Site based council flip-flops after getting earful from public on pajama pants
Anderson County High School’s site based decision making council reversed course Monday by banning students from wearing pajama pants just weeks after allowing them.
Principal Chris Glass made the motion, which was seconded by history teacher Corey Sayre and approved unanimously by the council.
The council also banned students from wearing scrubs, with the exception of those who need to wear them for work- or study-related purposes, but kept changes to the dress code that allows yoga and stretch pants.
The decision followed a series of negative comments from the small audience of residents, parents and teachers.
“I think it’s offensive,” said resident Victor Brown, adding that children should put clothes on before they leave the house.
“It shows a lack of respect,” he said.
A teacher added that faculty members “felt mislead,” because a staff survey that preceded the decision never mentioned pajama pants.
A parent questioned allowing yoga and other tight-fitting pants, saying teenage boys with their “hormones raging” are going to look at girls wearing those types of pants.
Sayre and Glass initially defended the decision to allow pajama pants on a trial basis before voting to ban them.
“I don’t think it was put out there very well,” said Glass, adding that only “three to five” students wore them each day.
Sayre said repeatedly the conversation that preceded the decision to allow pajama pants on a trial basis lasted “only 30 seconds” before later admitting to the audience that it was indeed longer and that he was using the length of the discussion as “hyperbole.”
The decision to allow pajama pants drew attention to the district statewide and nationally, including a story that appeared on the website for Seventeen magazine, which lauded the decision.
Council members said they were surprised at the response and insisted they weren’t trying to promote the issue. Instead, they said they were trying to allow students to be more comfortable in hopes that attendance rates would improve.
“This is not a pajama bottom conspiracy,” Sayre said. “We are not the pajama bottom illuminati spreading flannel around the world.”

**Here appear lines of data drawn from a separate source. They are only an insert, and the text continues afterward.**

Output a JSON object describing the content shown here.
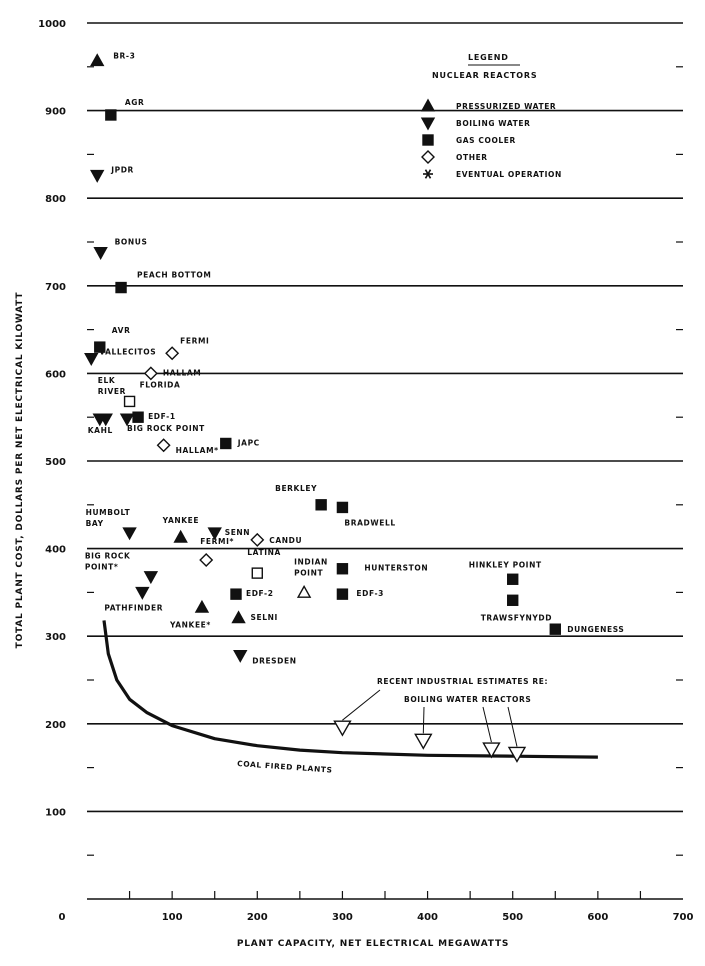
{
  "chart_data": {
    "type": "scatter",
    "xlabel": "PLANT CAPACITY, NET ELECTRICAL MEGAWATTS",
    "ylabel": "TOTAL PLANT COST, DOLLARS PER NET ELECTRICAL KILOWATT",
    "xlim": [
      0,
      700
    ],
    "ylim": [
      0,
      1000
    ],
    "x_ticks": [
      "0",
      "100",
      "200",
      "300",
      "400",
      "500",
      "600",
      "700"
    ],
    "y_ticks": [
      "100",
      "200",
      "300",
      "400",
      "500",
      "600",
      "700",
      "800",
      "900",
      "1000"
    ],
    "grid": "horizontal",
    "legend": {
      "title": "LEGEND",
      "subtitle": "NUCLEAR REACTORS",
      "placement": "top-right",
      "items": [
        {
          "marker": "triangle-up",
          "label": "PRESSURIZED WATER"
        },
        {
          "marker": "triangle-down",
          "label": "BOILING WATER"
        },
        {
          "marker": "square",
          "label": "GAS COOLER"
        },
        {
          "marker": "diamond",
          "label": "OTHER"
        },
        {
          "marker": "asterisk",
          "label": "EVENTUAL OPERATION"
        }
      ]
    },
    "points": [
      {
        "label": "BR-3",
        "x": 12,
        "y": 957,
        "marker": "triangle-up",
        "filled": true
      },
      {
        "label": "AGR",
        "x": 28,
        "y": 895,
        "marker": "square",
        "filled": true
      },
      {
        "label": "JPDR",
        "x": 12,
        "y": 826,
        "marker": "triangle-down",
        "filled": true
      },
      {
        "label": "BONUS",
        "x": 16,
        "y": 738,
        "marker": "triangle-down",
        "filled": true
      },
      {
        "label": "PEACH BOTTOM",
        "x": 40,
        "y": 698,
        "marker": "square",
        "filled": true
      },
      {
        "label": "AVR",
        "x": 15,
        "y": 630,
        "marker": "square",
        "filled": true
      },
      {
        "label": "VALLECITOS",
        "x": 5,
        "y": 617,
        "marker": "triangle-down",
        "filled": true
      },
      {
        "label": "FERMI",
        "x": 100,
        "y": 623,
        "marker": "diamond",
        "filled": false
      },
      {
        "label": "HALLAM",
        "x": 75,
        "y": 600,
        "marker": "diamond",
        "filled": false
      },
      {
        "label": "FLORIDA",
        "x": 50,
        "y": 568,
        "marker": "square",
        "filled": false
      },
      {
        "label": "ELK RIVER",
        "x": 22,
        "y": 548,
        "marker": "triangle-down",
        "filled": true
      },
      {
        "label": "KAHL",
        "x": 15,
        "y": 548,
        "marker": "triangle-down",
        "filled": true
      },
      {
        "label": "EDF-1",
        "x": 60,
        "y": 550,
        "marker": "square",
        "filled": true
      },
      {
        "label": "BIG ROCK POINT",
        "x": 47,
        "y": 548,
        "marker": "triangle-down",
        "filled": true
      },
      {
        "label": "HALLAM*",
        "x": 90,
        "y": 518,
        "marker": "diamond",
        "filled": false
      },
      {
        "label": "JAPC",
        "x": 163,
        "y": 520,
        "marker": "square",
        "filled": true
      },
      {
        "label": "BERKLEY",
        "x": 275,
        "y": 450,
        "marker": "square",
        "filled": true
      },
      {
        "label": "BRADWELL",
        "x": 300,
        "y": 447,
        "marker": "square",
        "filled": true
      },
      {
        "label": "HUMBOLT BAY",
        "x": 50,
        "y": 418,
        "marker": "triangle-down",
        "filled": true
      },
      {
        "label": "YANKEE",
        "x": 110,
        "y": 413,
        "marker": "triangle-up",
        "filled": true
      },
      {
        "label": "SENN",
        "x": 150,
        "y": 418,
        "marker": "triangle-down",
        "filled": true
      },
      {
        "label": "CANDU",
        "x": 200,
        "y": 410,
        "marker": "diamond",
        "filled": false
      },
      {
        "label": "FERMI*",
        "x": 140,
        "y": 387,
        "marker": "diamond",
        "filled": false
      },
      {
        "label": "LATINA",
        "x": 200,
        "y": 372,
        "marker": "square",
        "filled": false
      },
      {
        "label": "BIG ROCK POINT*",
        "x": 75,
        "y": 368,
        "marker": "triangle-down",
        "filled": true
      },
      {
        "label": "INDIAN POINT",
        "x": 255,
        "y": 350,
        "marker": "triangle-up",
        "filled": false
      },
      {
        "label": "HUNTERSTON",
        "x": 300,
        "y": 377,
        "marker": "square",
        "filled": true
      },
      {
        "label": "EDF-2",
        "x": 175,
        "y": 348,
        "marker": "square",
        "filled": true
      },
      {
        "label": "EDF-3",
        "x": 300,
        "y": 348,
        "marker": "square",
        "filled": true
      },
      {
        "label": "HINKLEY POINT",
        "x": 500,
        "y": 365,
        "marker": "square",
        "filled": true
      },
      {
        "label": "TRAWSFYNYDD",
        "x": 500,
        "y": 341,
        "marker": "square",
        "filled": true
      },
      {
        "label": "DUNGENESS",
        "x": 550,
        "y": 308,
        "marker": "square",
        "filled": true
      },
      {
        "label": "PATHFINDER",
        "x": 65,
        "y": 350,
        "marker": "triangle-down",
        "filled": true
      },
      {
        "label": "YANKEE*",
        "x": 135,
        "y": 333,
        "marker": "triangle-up",
        "filled": true
      },
      {
        "label": "SELNI",
        "x": 178,
        "y": 321,
        "marker": "triangle-up",
        "filled": true
      },
      {
        "label": "DRESDEN",
        "x": 180,
        "y": 278,
        "marker": "triangle-down",
        "filled": true
      }
    ],
    "estimates": {
      "label": "RECENT INDUSTRIAL ESTIMATES RE:",
      "label2": "BOILING WATER REACTORS",
      "points": [
        {
          "x": 300,
          "y": 195
        },
        {
          "x": 395,
          "y": 180
        },
        {
          "x": 475,
          "y": 170
        },
        {
          "x": 505,
          "y": 165
        }
      ]
    },
    "coal_curve": {
      "label": "COAL FIRED PLANTS",
      "x": [
        20,
        25,
        35,
        50,
        70,
        100,
        150,
        200,
        250,
        300,
        400,
        500,
        600
      ],
      "y": [
        318,
        280,
        250,
        228,
        213,
        198,
        183,
        175,
        170,
        167,
        164,
        163,
        162
      ]
    }
  }
}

“It’s not like I have a poster in my classroom saying please wear pajama pants,” added teacher Lauren Vasser.
Parent representative Kathy Lilly said it was a shame that the issue was reported as allowing students to wear pajama pants, adding that if it had been reported as “flannel” pants, it wouldn’t have been such an issue.
Glass also addressed a question about how many students were being singled out for violating changes to the dress code. He said on the first day 40 to 45 students were out of compliance, followed by 14 on days two and three. Now, he said, there are just a few each day, which is normal.
Along with the ban, the council also loosened up the requirement for the shirts that have to be worn by students wearing yoga and stretch pants. While the shirts must still cover students from the front and back, they can now be cut up the sides.
Glass also responded to a question from a parent who asked about what she called a recent “drug raid” in the school.
Glass said there was no raid. He said the school routinely invites in law enforcement and K-9 units to sweep the school for drugs, and that drugs are sometimes found.
“We don’t want them in our school,” Glass said.